All of the and there is a range of mid-range ethnic dolls which fall somewhere between
white and black. For example a white doll might have very kinky hair. However, as with
the Gap and American Girl lay outs, while whiteness remains, and the ethnic ambiguity,
retaining identifiable components of Latinidad such as hoop earring and the like, occupy the middle ground, blackness recedes to the left of the page/screen and it becomes
The result here is two-fold. Latina actresses can play a broad range of characters,
including black, white, and everything in between, thus providing casting directors with
an easy way to foreground the few famous Latinas out there who by virtue of ambiguity
can slip into these roles. This presents both an employment opportunity as well as the
possibility of seeing more people of color on the screen and in print. However the second
effect is that hybrid Latinas and ethnic ambiguity also provide mainstream culture with a
chance to displace and replace blackness. Blackness once more gets pushed to the [left]

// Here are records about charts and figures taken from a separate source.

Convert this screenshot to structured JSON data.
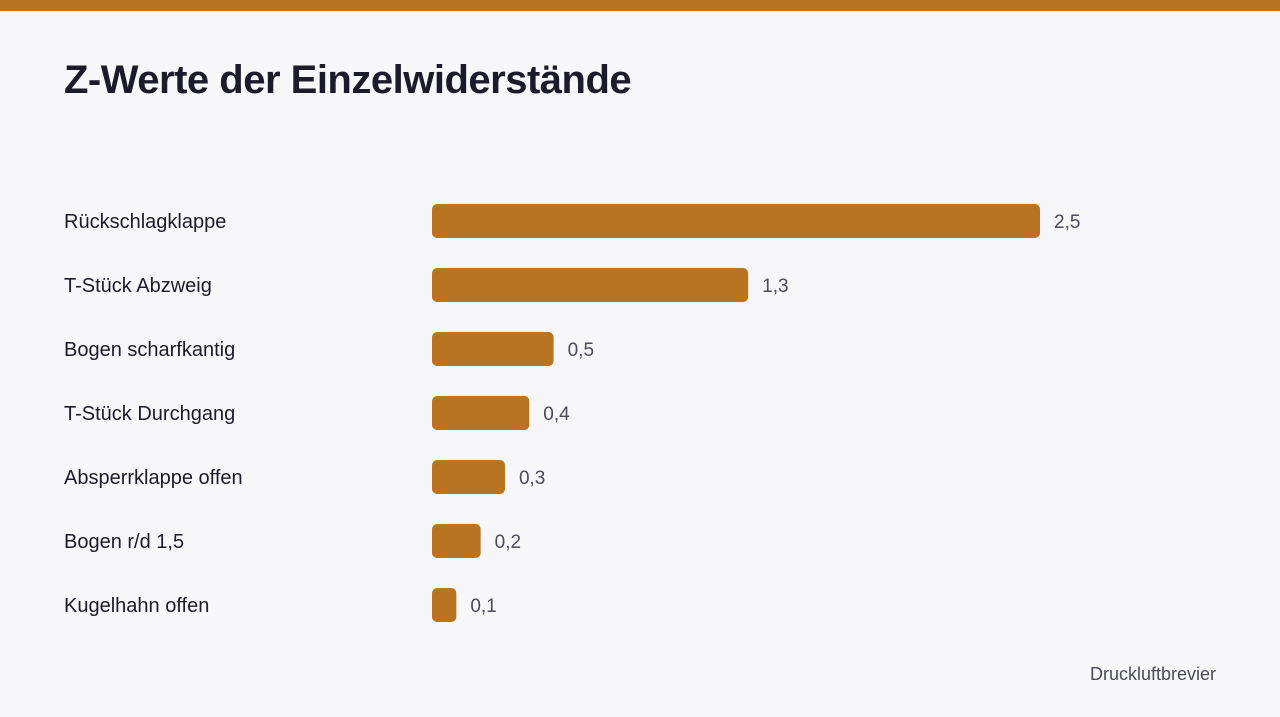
{
  "header": {
    "title": "Z-Werte der Einzelwiderstände"
  },
  "footer": {
    "source": "Druckluftbrevier"
  },
  "colors": {
    "accent": "#b87421",
    "background": "#f7f7f9",
    "text": "#1c1b2b",
    "muted": "#4a4a5a"
  },
  "chart_data": {
    "type": "bar",
    "orientation": "horizontal",
    "title": "Z-Werte der Einzelwiderstände",
    "categories": [
      "Rückschlagklappe",
      "T-Stück Abzweig",
      "Bogen scharfkantig",
      "T-Stück Durchgang",
      "Absperrklappe offen",
      "Bogen r/d 1,5",
      "Kugelhahn offen"
    ],
    "values": [
      2.5,
      1.3,
      0.5,
      0.4,
      0.3,
      0.2,
      0.1
    ],
    "value_labels": [
      "2,5",
      "1,3",
      "0,5",
      "0,4",
      "0,3",
      "0,2",
      "0,1"
    ],
    "xlim": [
      0,
      2.5
    ],
    "grid": false,
    "legend": "none"
  }
}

Whereas the dominant tendency continues to be to talk about and represent
people, culture, and populations as stemming from discrete ethno-racial categories, the
“Latin exp losion” which is anchored within contemporary Latinidad renders these efforts
at best problematic and at worst untenable. Through an exploration of representations of
Latinas in mainstream U.S. media we can see that Latinas can be any ethnicity or race
they are needed or want to be. Moreover the women who represent Latinidad are not
necessarily Latinas. The ambiguity lies both in the category and in the representation.
They can be marshaled or marshal themselves to represent, and of course appeal or sell
to, whiteness, but they can also represent generalized otherness as well as more specific
stereotypical Latinidad and a range of other ethnicities. The rise of the ambiguously
ethnic image also demands a lightening of the dark subject. While Blackness is still part
of the racial spectrum, the introduction of Latinidad as an in-between location plays into the continuing tendency to under represent or altogether ignore its presence within U.S.
culture. Furthermore the rise of the ambiguous Latina simultaneously plays into the
marketing needs of a complex heterogeneous society and underscores the fact that there
is no purity within any given ethno-racial category or within the U.S. body politic.
Finally once more the female body becomes the terrain over which issues of the national
imaginary are struggled, or as Beltrán (2002: 71) notes “a site of social struggle.” The
Latina body as a floating signifier represents the identity crisis of nation forced to
acknowledge its heterogeneity, hybridity, and continued racism.